Startups

Nie 160, a ponad 200 mln dol. dofinansowania! BlaBlaCar przechodzi samego siebie

Tomasz Popielarczyk
Nie 160, a ponad 200 mln dol. dofinansowania! BlaBlaCar przechodzi samego siebie
14

Czwarta runda dofinansowania BlaBlaCar zakończyła się bardziej pomyślnie niż przewidywano. Kilka dni temu pisałem o zebranych 160 mln dolarów. Okazuje się, że ta kwota była dość mocno zaniżona. W oficjalnym komunikacie twórcy informują o 200 mln dol., co czyni ich usługę jednym z najwyżej dofinansow...

Czwarta runda dofinansowania BlaBlaCar zakończyła się bardziej pomyślnie niż przewidywano. Kilka dni temu pisałem o zebranych 160 mln dolarów. Okazuje się, że ta kwota była dość mocno zaniżona. W oficjalnym komunikacie twórcy informują o 200 mln dol., co czyni ich usługę jednym z najwyżej dofinansowanych startupów w całej Europie.

W BlaBlaCar zainwestowały fundusze Insight Venture Partners, Lead Edge Capital oraz Vostok New Ventures. Zgromadzone środki mają posłużyć zaspokojeniu coraz większego popytu na przejazdy społecznościowe. BlaBlaCar ma bowiem dziś już ponad 20 mln użytkowników w 19 krajach. Rosnąca popularność wspólnych przejazdów oraz idący za tym dynamiczny rozwój serwisu stały się jednym z podstawowych argumentów dla inwestorów. Szczególnie, że BlaBlaCar ma dziś ugruntowaną pozycję (największego konkurenta - carpooling.com - przejęli), a debiuty w kolejnych krajach kończą się sukcesami. Zainteresowanie wspólnymi przejazdami jest często napędzane przez luki w transporcie publicznym oraz relatywnie wysokie koszty posiadania i użytkowania samochodu. Usługa trafia zatem na podatny grunt.

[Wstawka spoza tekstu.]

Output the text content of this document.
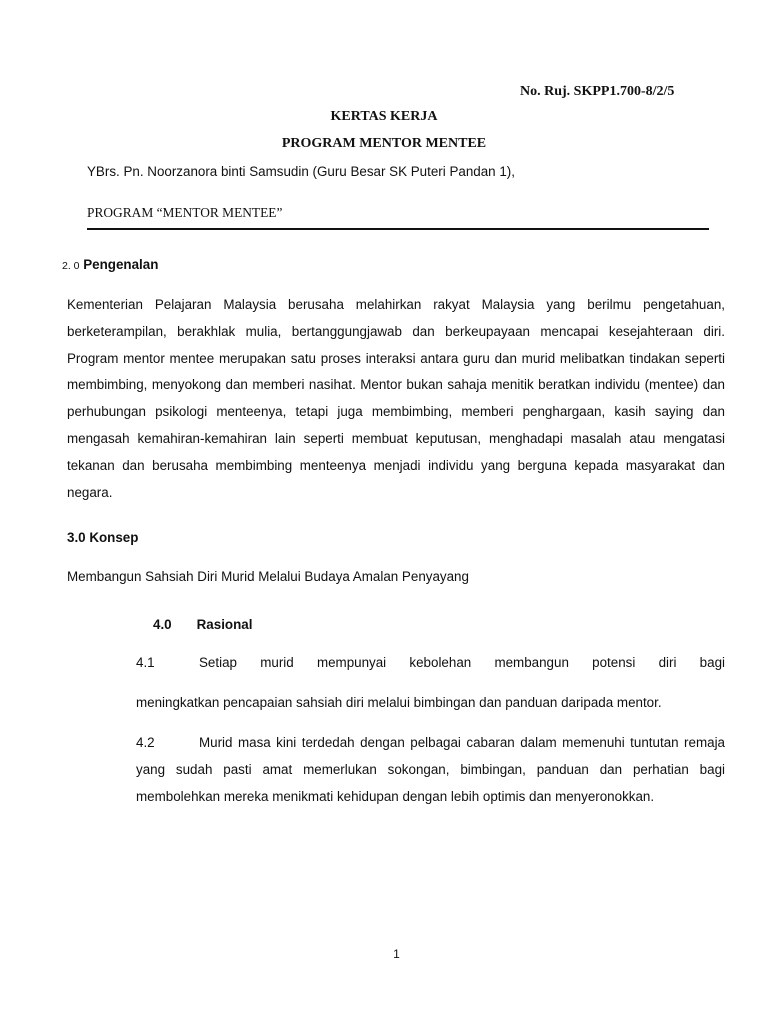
No. Ruj. SKPP1.700-8/2/5
KERTAS KERJA
PROGRAM MENTOR MENTEE
YBrs. Pn. Noorzanora binti Samsudin (Guru Besar SK Puteri Pandan 1),
PROGRAM “MENTOR MENTEE”
2. 0 Pengenalan
Kementerian Pelajaran Malaysia berusaha melahirkan rakyat Malaysia yang berilmu pengetahuan, berketerampilan, berakhlak mulia, bertanggungjawab dan berkeupayaan mencapai kesejahteraan diri. Program mentor mentee merupakan satu proses interaksi antara guru dan murid melibatkan tindakan seperti membimbing, menyokong dan memberi nasihat. Mentor bukan sahaja menitik beratkan individu (mentee) dan perhubungan psikologi menteenya, tetapi juga membimbing, memberi penghargaan, kasih saying dan mengasah kemahiran-kemahiran lain seperti membuat keputusan, menghadapi masalah atau mengatasi tekanan dan berusaha membimbing menteenya menjadi individu yang berguna kepada masyarakat dan negara.
3.0 Konsep
Membangun Sahsiah Diri Murid Melalui Budaya Amalan Penyayang
4.0 Rasional
4.1	Setiap murid mempunyai kebolehan membangun potensi diri bagi
meningkatkan pencapaian sahsiah diri melalui bimbingan dan panduan daripada mentor.
4.2	Murid masa kini terdedah dengan pelbagai cabaran dalam memenuhi tuntutan remaja yang sudah pasti amat memerlukan sokongan, bimbingan, panduan dan perhatian bagi membolehkan mereka menikmati kehidupan dengan lebih optimis dan menyeronokkan.
1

Francuski startup w lipcu 2014 roku już raz pozytywnie zaskoczył, gromadząc 100 mln dolarów. Od tamtego czasu wiele się zmieniło i BlaBlaCar jest obecny aktualnie już na trzech kontynentach. Pieniądze zgromadzone w poprzedniej rundzie dofinansowania pozwoliły na debiut w siedmiu nowych krajach oraz na dokonanie wspomnianej wcześniej akwizycji carpooling.com. Na co pójdą obecnie zgromadzone środki? Jak tłumaczą twórcy, dzięki nim możliwe ma być wsparcie szybkiego rozwoju, a także dalsza ekspansja. Możemy się zatem spodziewać rozszerzenia działalności o kolejne kraje i regiony. Nicolas Brusson, współzałożyciel i COO BlaBlaCar tłumaczy:

Stworzyliśmy nowy, bardzo efektywny sposób podróżowania, który zdobywa popularność już na trzech kontynentach. Każdego kwartału korzysta z niego ponad 10 milionów użytkowników. Dzięki tej inwestycji będziemy mogli przyspieszyć nasz rozwój zarówno w krajach, gdzie już funkcjonujemy, jak i na nowych rynkach, kontynuując budowę największej społeczności wspólnych przejazdów na świecie. Pozyskane finansowanie to znaczący krok w kierunku globalnej zmiany w mobilności.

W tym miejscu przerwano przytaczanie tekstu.